NSFlow: An End-to-End FPGA Framework with Scalable Dataflow Architecture for Neuro-Symbolic AI
Journal:
arXiv
Published Date:
Apr 27, 2025
Abstract
Neuro-Symbolic AI (NSAI) is an emerging paradigm that integrates neural
networks with symbolic reasoning to enhance the transparency, reasoning
capabilities, and data efficiency of AI systems. Recent NSAI systems have
gained traction due to their exceptional performance in reasoning tasks and
human-AI collaborative scenarios. Despite these algorithmic advancements,
executing NSAI tasks on existing hardware (e.g., CPUs, GPUs, TPUs) remains
challenging, due to their heterogeneous computing kernels, high memory
intensity, and unique memory access patterns. Moreover, current NSAI algorithms
exhibit significant variation in operation types and scales, making them
incompatible with existing ML accelerators. These challenges highlight the need
for a versatile and flexible acceleration framework tailored to NSAI workloads.
In this paper, we propose NSFlow, an FPGA-based acceleration framework designed
to achieve high efficiency, scalability, and versatility across NSAI systems.
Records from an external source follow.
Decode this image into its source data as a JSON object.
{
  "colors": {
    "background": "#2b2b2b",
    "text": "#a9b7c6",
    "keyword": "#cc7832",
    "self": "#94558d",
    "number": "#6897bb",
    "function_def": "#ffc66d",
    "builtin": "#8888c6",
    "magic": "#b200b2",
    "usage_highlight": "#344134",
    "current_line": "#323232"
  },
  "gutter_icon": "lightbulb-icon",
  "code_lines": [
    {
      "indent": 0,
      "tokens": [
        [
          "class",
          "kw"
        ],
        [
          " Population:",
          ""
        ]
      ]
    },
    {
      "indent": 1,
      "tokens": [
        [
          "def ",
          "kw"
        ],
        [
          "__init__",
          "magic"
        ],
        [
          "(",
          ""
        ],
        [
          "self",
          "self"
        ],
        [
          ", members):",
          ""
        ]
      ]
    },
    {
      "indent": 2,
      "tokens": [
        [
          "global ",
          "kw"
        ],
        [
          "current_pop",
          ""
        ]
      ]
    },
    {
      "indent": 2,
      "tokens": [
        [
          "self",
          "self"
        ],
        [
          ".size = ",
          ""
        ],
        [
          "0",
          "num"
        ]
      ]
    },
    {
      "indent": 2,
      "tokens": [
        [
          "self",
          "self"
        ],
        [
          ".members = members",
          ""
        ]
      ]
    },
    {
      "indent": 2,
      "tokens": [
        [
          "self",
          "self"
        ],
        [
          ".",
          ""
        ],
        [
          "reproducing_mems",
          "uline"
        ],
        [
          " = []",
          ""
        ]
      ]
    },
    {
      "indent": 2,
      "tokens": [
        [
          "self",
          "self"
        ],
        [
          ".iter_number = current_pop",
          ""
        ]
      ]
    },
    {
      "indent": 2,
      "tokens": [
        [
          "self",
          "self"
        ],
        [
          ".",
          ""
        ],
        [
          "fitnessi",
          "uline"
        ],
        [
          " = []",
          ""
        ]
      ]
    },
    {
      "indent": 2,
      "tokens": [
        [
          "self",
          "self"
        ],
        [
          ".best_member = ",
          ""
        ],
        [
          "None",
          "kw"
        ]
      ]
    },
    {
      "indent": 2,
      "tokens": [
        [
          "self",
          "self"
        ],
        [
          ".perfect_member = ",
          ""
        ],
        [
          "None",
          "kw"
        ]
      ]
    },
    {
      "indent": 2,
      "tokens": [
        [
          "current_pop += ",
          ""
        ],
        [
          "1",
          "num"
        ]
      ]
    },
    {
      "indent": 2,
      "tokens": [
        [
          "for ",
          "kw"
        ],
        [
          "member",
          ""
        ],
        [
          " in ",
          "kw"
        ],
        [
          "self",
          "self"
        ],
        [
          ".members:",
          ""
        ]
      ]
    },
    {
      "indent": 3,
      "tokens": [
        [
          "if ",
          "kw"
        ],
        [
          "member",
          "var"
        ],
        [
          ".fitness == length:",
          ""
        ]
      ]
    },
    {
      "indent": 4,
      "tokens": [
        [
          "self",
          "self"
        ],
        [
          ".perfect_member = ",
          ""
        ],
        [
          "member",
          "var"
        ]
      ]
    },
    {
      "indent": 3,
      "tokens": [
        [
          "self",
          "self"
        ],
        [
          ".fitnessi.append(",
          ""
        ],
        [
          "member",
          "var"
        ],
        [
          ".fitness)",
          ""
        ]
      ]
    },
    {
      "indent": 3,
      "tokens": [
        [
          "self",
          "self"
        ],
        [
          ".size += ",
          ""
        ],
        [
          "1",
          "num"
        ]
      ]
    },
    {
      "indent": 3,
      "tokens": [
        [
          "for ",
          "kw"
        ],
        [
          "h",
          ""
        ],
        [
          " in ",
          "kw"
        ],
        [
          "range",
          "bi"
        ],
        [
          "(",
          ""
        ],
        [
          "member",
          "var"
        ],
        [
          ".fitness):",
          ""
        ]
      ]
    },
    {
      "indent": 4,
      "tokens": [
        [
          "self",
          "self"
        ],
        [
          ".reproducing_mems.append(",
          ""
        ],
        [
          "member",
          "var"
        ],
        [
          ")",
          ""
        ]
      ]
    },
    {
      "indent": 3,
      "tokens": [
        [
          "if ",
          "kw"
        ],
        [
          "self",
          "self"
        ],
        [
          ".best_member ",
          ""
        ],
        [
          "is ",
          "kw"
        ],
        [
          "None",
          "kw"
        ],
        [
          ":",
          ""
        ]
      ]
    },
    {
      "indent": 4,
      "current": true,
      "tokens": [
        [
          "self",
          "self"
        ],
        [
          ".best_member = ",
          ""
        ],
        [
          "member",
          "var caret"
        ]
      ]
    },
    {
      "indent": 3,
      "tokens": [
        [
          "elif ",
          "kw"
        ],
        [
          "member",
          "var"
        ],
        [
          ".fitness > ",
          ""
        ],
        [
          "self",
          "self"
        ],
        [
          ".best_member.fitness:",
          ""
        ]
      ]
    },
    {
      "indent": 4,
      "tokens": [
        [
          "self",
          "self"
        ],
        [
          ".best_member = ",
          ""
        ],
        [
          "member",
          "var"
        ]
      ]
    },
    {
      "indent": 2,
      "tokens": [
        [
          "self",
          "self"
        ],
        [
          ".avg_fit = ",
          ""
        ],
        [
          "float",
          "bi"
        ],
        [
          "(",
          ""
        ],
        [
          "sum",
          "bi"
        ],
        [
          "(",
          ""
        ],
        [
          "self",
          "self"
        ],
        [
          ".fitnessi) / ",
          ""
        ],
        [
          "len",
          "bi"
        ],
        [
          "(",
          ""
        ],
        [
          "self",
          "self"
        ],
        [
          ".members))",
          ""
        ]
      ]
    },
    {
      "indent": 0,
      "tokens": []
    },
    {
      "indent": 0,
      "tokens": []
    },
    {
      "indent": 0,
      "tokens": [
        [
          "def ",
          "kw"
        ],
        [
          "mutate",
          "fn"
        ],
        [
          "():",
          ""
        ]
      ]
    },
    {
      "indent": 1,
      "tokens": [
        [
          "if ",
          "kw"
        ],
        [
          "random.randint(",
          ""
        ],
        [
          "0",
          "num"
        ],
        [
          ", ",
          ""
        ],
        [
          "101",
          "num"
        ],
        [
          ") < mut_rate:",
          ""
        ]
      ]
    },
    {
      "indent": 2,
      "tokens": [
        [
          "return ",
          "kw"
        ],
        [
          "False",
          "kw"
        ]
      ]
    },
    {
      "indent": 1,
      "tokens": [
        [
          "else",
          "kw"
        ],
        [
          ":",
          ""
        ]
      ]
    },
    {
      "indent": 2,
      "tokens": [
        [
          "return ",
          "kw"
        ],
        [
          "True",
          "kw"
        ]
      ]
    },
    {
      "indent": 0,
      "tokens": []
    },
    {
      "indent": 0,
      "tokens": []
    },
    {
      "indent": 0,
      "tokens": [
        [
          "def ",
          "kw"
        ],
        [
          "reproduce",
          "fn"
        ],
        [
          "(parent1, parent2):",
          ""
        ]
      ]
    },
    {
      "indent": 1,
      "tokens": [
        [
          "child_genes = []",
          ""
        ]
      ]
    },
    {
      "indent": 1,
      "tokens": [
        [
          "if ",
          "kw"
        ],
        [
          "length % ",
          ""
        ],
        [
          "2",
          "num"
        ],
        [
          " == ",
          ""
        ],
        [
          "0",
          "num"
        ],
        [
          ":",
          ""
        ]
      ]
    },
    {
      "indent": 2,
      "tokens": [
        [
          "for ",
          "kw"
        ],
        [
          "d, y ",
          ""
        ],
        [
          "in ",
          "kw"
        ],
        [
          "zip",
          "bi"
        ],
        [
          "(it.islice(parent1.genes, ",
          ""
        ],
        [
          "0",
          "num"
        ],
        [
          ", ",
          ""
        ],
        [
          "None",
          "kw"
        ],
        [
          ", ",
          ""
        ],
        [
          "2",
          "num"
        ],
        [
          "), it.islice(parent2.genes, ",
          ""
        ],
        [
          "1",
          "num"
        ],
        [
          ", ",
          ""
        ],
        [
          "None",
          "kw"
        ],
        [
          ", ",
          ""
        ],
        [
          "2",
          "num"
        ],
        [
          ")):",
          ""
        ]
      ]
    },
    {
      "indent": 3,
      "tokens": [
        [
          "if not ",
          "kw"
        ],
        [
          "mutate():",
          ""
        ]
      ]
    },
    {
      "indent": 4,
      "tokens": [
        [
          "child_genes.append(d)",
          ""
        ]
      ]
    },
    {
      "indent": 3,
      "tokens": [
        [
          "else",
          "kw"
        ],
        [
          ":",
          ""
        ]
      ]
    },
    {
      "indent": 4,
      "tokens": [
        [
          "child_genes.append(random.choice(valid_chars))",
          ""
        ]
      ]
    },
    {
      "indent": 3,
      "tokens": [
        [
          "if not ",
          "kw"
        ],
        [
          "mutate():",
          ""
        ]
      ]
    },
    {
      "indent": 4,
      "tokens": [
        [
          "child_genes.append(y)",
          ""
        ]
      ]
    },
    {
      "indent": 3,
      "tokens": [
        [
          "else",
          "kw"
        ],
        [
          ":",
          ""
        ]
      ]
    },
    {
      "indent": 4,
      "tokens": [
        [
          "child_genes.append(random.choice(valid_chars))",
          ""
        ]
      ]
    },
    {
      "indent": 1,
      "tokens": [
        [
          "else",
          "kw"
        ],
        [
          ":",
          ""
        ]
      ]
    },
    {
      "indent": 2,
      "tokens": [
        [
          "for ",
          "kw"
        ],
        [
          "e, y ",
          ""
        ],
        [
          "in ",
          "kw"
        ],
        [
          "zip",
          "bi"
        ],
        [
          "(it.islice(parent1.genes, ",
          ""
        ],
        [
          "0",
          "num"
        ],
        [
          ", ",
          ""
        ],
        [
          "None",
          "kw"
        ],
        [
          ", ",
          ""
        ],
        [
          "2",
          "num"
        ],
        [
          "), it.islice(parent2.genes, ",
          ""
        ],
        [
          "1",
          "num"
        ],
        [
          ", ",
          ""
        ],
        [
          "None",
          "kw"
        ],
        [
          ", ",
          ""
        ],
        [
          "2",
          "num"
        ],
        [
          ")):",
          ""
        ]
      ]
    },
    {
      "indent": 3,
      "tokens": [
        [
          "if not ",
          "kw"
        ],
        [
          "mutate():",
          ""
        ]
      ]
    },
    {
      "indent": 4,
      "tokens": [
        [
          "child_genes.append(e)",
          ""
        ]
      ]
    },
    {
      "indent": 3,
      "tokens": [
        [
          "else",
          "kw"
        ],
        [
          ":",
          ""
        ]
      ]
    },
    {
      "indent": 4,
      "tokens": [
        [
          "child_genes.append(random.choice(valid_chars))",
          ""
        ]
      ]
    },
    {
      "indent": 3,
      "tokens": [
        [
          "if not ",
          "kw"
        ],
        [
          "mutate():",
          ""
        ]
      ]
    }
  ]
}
NSFlow features a design architecture generator that identifies workload data
dependencies and creates optimized dataflow architectures, as well as a
reconfigurable array with flexible compute units, re-organizable memory, and
mixed-precision capabilities. Evaluating across NSAI workloads, NSFlow achieves
31x speedup over Jetson TX2, more than 2x over GPU, 8x speedup over TPU-like
systolic array, and more than 3x over Xilinx DPU. NSFlow also demonstrates
enhanced scalability, with only 4x runtime increase when symbolic workloads
scale by 150x. To the best of our knowledge, NSFlow is the first framework to
enable real-time generalizable NSAI algorithms acceleration, demonstrating a
promising solution for next-generation cognitive systems.